Wilde Thus Far (March 2011)

The past few years I’ve been working here and there on a book about Oscar Wilde and anarchism. As I don’t have a publisher — and therefore also, don’t have a deadline or an advance — my output has mostly taken the form of short pieces that I can publish in article form now and (I hope) somehow fit together later to create a complete whole.

My two most recent installments are:

The Soul of Man Under. . . Anarchism?New Politics. Winter 2011.

and

“The Anarchist Aphorist: Wilde and Gottesman, Paradox and Subversion.” Anarchist Studies. 2010.

The first is an examination of the few times that Wilde described himself as an anarchist, compared to his more common use of the socialist label.

The second is a comparison of Wilde’s aphorisms and some others published in Mother Earth, with attention to the use of paradox to create subversive meanings. (It’s not on the web; sorry.)

In relation to this Wilde project, I’ve also written:

“Why Does Your Lily Droop?” OutSmart. August 2010. (A review of Oscar Wilde in America: The Interviews.)

“Pictures of Dorian Gray, Images of Oscar Wilde.” The Comics Journal. May 2010. (A nine-part series on Wilde’s depiction in, influence on, and relationship to cartooning.)

“The Roots of Wilde’s Socialist Soul: Ibsen and Shaw, or Morris and Crane.” The Oscholars. Spring 2010. (An investigation into the inspiration for “The Soul of Man Under Socialism.”)

“Dorian Gray and the Moral Imagination.” The Common Review. Winter 2010. (A critical study of the ethical perspective of The Picture of Dorian Gray.)

“Reading Oscar’s Books.” Anarchy: A Journal of Desire Armed. 2010. (A review.)

and

“‘A Criminal with a Noble Face’: Oscar Wilde’s Encounters with the Victorian Gaol.” 2009. (A thorough look at Wilde’s prison writing, and his anti-prison writing.)

This last one was written thanks in part to a grant from the Institute for Anarchist Studies. Thanks are also owed to the Ludwig Vogelstein Foundation for its support.

Cops and Queers (and violence and marriage) (February 2011)

This month I have two articles out about policing.

The first, appearing in Against the Current, is an examination of policing and violence — both the violence cops face and the violence they use. I look at the narratives we build around particular instances of violence, the ways they serve to legitimize or delegitimize the use of force, and the emerging crisis in policing.
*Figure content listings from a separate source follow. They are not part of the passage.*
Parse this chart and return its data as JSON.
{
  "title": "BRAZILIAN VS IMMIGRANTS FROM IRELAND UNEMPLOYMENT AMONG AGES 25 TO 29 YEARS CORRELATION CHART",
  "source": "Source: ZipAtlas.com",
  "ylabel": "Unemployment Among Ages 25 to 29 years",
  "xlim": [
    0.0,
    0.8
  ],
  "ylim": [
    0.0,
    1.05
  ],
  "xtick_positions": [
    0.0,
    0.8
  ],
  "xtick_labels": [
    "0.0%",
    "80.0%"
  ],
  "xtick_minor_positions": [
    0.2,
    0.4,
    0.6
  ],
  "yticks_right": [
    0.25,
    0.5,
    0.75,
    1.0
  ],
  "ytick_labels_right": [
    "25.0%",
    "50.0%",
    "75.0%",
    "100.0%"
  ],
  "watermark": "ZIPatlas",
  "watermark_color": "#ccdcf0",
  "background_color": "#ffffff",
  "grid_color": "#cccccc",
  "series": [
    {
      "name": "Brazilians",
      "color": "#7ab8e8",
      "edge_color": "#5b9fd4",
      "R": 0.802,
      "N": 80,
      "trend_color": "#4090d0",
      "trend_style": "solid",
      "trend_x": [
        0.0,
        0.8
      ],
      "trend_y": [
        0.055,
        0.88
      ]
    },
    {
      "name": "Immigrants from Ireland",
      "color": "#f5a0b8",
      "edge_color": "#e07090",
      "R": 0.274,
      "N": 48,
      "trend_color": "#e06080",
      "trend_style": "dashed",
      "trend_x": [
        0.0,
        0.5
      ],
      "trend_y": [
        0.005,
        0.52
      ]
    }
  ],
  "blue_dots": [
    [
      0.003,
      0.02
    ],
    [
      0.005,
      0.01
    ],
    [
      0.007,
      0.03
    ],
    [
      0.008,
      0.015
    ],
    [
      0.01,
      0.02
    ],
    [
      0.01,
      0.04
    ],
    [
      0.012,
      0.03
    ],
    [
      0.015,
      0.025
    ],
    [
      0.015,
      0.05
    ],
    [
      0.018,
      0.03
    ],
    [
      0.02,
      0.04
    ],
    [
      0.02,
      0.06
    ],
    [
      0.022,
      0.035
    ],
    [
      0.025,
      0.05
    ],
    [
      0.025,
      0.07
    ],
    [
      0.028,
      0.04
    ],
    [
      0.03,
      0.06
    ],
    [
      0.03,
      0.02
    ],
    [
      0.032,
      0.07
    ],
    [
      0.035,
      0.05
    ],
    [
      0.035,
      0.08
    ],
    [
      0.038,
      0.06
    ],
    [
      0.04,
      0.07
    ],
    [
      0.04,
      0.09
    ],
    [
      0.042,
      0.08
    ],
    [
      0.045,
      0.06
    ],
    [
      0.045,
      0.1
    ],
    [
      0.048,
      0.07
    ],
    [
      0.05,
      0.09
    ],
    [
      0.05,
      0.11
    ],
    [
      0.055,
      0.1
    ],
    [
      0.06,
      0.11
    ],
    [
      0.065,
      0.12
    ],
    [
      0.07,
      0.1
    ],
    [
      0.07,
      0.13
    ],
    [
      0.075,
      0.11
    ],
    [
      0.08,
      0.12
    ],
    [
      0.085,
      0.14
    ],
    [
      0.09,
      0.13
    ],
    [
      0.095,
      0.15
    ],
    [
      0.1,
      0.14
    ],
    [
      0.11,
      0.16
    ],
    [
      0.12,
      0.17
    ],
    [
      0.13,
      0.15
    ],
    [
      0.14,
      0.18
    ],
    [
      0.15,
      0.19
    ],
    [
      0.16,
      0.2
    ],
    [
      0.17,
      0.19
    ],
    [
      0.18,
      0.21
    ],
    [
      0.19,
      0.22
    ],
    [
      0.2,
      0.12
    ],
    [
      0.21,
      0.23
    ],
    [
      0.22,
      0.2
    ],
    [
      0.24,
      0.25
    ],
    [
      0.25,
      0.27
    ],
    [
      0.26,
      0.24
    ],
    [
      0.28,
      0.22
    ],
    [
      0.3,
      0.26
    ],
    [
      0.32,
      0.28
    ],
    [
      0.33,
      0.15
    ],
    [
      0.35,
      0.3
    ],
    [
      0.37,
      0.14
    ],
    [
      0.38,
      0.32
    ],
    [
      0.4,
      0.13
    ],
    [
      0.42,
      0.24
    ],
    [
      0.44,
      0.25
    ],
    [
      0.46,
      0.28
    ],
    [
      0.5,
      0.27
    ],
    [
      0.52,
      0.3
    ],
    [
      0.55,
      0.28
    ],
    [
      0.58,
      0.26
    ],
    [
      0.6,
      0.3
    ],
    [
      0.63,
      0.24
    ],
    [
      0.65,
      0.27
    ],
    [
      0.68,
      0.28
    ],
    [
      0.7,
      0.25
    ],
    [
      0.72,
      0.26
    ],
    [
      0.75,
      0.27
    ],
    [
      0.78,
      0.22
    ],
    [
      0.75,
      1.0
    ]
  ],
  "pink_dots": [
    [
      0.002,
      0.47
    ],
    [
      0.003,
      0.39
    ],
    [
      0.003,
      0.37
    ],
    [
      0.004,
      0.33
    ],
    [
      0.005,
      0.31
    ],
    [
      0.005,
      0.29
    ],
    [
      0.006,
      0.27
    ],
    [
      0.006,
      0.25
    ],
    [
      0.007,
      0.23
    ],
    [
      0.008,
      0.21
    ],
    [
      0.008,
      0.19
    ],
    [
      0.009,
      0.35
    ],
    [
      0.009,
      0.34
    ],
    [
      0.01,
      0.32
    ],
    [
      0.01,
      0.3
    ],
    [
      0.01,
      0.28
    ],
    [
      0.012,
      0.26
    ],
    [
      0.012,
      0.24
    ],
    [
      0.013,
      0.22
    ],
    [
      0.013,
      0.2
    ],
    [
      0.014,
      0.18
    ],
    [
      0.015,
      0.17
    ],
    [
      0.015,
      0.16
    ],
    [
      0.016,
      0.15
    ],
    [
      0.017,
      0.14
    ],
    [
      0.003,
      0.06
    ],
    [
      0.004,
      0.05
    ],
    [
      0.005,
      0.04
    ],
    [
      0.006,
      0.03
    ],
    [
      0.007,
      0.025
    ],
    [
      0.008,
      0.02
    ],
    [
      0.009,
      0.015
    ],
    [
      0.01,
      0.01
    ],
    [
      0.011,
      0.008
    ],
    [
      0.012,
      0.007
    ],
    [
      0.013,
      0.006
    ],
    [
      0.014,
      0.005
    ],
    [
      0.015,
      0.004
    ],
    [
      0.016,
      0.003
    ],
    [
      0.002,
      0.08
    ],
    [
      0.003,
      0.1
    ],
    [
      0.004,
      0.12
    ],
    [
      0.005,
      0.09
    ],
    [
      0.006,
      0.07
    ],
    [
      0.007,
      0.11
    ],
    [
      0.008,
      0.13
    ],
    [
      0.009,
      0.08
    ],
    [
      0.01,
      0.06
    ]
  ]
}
My article focuses especially on the West Coast states, but since it came out there’s been a nationwide spike in attacks on the police.

The second is a review of three books, one about the criminal justice system and two about marriage. (They are: Queer (In)Justice by Joey L. Mogul, et al.; Beyond (Straight and Gay) Marriage by Nancy Polikoff; and the anthology Against Equality: Queer Critiques of Gay Marriage.) In the review, I compare two elements of the mainstream gay rights agenda — appeals for police protection and the demand for marriage rights — and point to the queer critiques of these demands and the institutions involved. The review is in the February issue of In These Times.

More War (January 2011)

I’ve written a lot about war the past couple months — war and comics.

The most involved is a six-part series for The Comics Journal on Garth Ennis’s stories of ariel combat.

Also for The Comics Journal, I wrote a review of the latest installment of Weird War Tales.

Doonesbury turned forty a couple months ago. Garry Trudeau put out a retrospective collection. And I wrote an essay about it for The World and I. (It’s online, but you have to have a subscription to see it. Sorry.) The essay it not only, or even mainly, about war; but it does talk quite a bit about the ways that Trudeau’s depiction of war has changed, and the ways that the experience of war changed the character B.D.

And finally: The Anarcho-Syndicalist Review reprinted my four-part series on the Spanish Civil War in Comics. ASR isn’t online, but the original is at The Comics Journal. The new version is shorter, but it has a stronger conclusion.

Recently at TCJ.com (December 2010)

In the last few months, I’ve posted a couple reviews at The Comics Journal of books that are simply (or at least, mostly) humorous.

One, “The Success of Failure,” takes a look at Shannon Wheeler’s latest collection, I Thought You Would Be Funnier. Some people (like me) think of Wheeler mainly in connection to his strip Too Much Coffee Man. But now he’s also doing cartoons for The New Yorker — or trying to: this book collects the ones they rejected.

The other review is of the latest Lio collection, There’s Corpses Everywhere. I compare it to the Calvin and Hobbes book, There’s Treasure Everywhere. This isn’t doing Lio‘s creator, Mark Tatulli any favors — but, hey, he started it.

Attentive readers may recall that in January I also beat up on Nevin Martell for his biography of Calvin creator Bill Watterson.

So I both began and ended 2010 with attacks on people trying to follow in the steps of Calvin and Hobbes. There’s probably a moral here somewhere, if we look for it.